In the nematode Caenorhabditis elegans, an insulin receptor signaling pathway regulates adult life span and developmental arrest at the dauer larval stage. Here we show that the unc-64 and unc-31 genes also function in this pathway. These two genes are involved in mediating Ca2+-regulated secretion. Mutations in unc-64 and unc-31 increase adult life span and cause constitutive dauer formation. Both phenotypes are suppressed by mutations in daf-16, which also suppresses other mutations in this pathway. We present evidence that the site of action of unc-64 is neuronal, suggesting that a neurosecretory signal regulates life span and dauer formation.

Figure 1

unc-64 and unc-31 mutants have increased life spans and are suppressed by daf-16. Assays were performed at 20°. unc-64 and unc-31 have significantly longer life spans than N2 (P < 0.0001 for unc-64 and P = 0.0004 for unc-31).
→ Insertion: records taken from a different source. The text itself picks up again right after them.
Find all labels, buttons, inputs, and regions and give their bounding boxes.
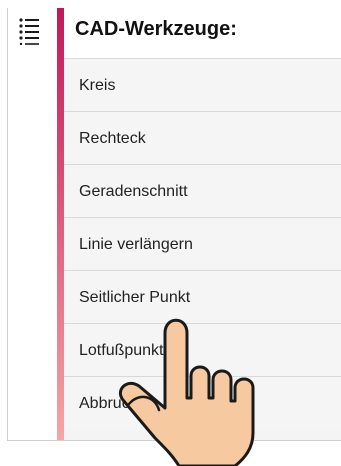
tool-item-geradenschnitt[interactable]: Geradenschnitt xyxy=(64,164,341,217)
tool-item-linie-verlaengern[interactable]: Linie verlängern xyxy=(64,217,341,270)
tool-item-rechteck[interactable]: Rechteck xyxy=(64,111,341,164)
tool-item-kreis[interactable]: Kreis xyxy=(64,58,341,111)
accent-bar xyxy=(57,8,64,440)
panel-gutter xyxy=(8,8,57,440)
list-menu-icon[interactable] xyxy=(18,17,40,45)
panel-title: CAD-Werkzeuge: xyxy=(64,8,341,58)
hand-pointer-icon xyxy=(118,318,255,466)
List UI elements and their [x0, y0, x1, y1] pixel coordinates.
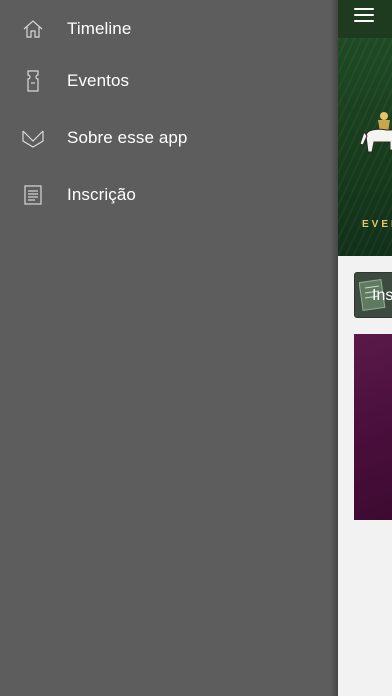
menu-item-label: Eventos — [67, 70, 130, 90]
top-bar — [338, 0, 392, 38]
tile-label: Insc — [372, 287, 392, 304]
banner-text: EVEN — [362, 219, 392, 230]
menu-item-timeline[interactable]: Timeline — [0, 0, 338, 57]
menu-item-sobre[interactable]: Sobre esse app — [0, 109, 338, 166]
menu-item-inscricao[interactable]: Inscrição — [0, 166, 338, 223]
drawer-shadow — [330, 0, 338, 696]
navigation-drawer: Timeline Eventos Sobre esse app Inscriçã… — [0, 0, 338, 696]
ticket-icon — [22, 69, 44, 92]
horse-rider-logo — [360, 112, 392, 153]
menu-item-label: Inscrição — [67, 184, 136, 204]
envelope-icon — [22, 127, 44, 149]
home-icon — [22, 18, 44, 40]
menu-item-label: Sobre esse app — [67, 127, 188, 147]
inscricao-tile[interactable]: Insc — [354, 272, 392, 318]
menu-item-eventos[interactable]: Eventos — [0, 52, 338, 109]
main-content: EVEN Insc — [338, 0, 392, 696]
document-icon — [22, 184, 44, 206]
event-card[interactable] — [354, 334, 392, 520]
hamburger-icon[interactable] — [354, 6, 374, 26]
menu-item-label: Timeline — [67, 18, 132, 38]
event-banner: EVEN — [338, 38, 392, 256]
This figure uses the same data set as Table 1.

Figure 2

Mutations in unc-64 and unc-31 do not enhance the longevity of daf-2 mutants. Animals were grown at 15° to allow development past the dauer stage and then were shifted to 20°. unc-64; unc-31 had a significantly longer life span than either unc-64 (P = 0.0002) or unc-31 (P = 0.0005). The daf-2 unc-64 double mutant and daf-2 were not significantly different (P = 0.5139). The maximum life span of daf-2 unc-64 was extended to >100 days by a single animal. We have not investigated whether this has any possible significance. This figure uses the same data set as Table 2.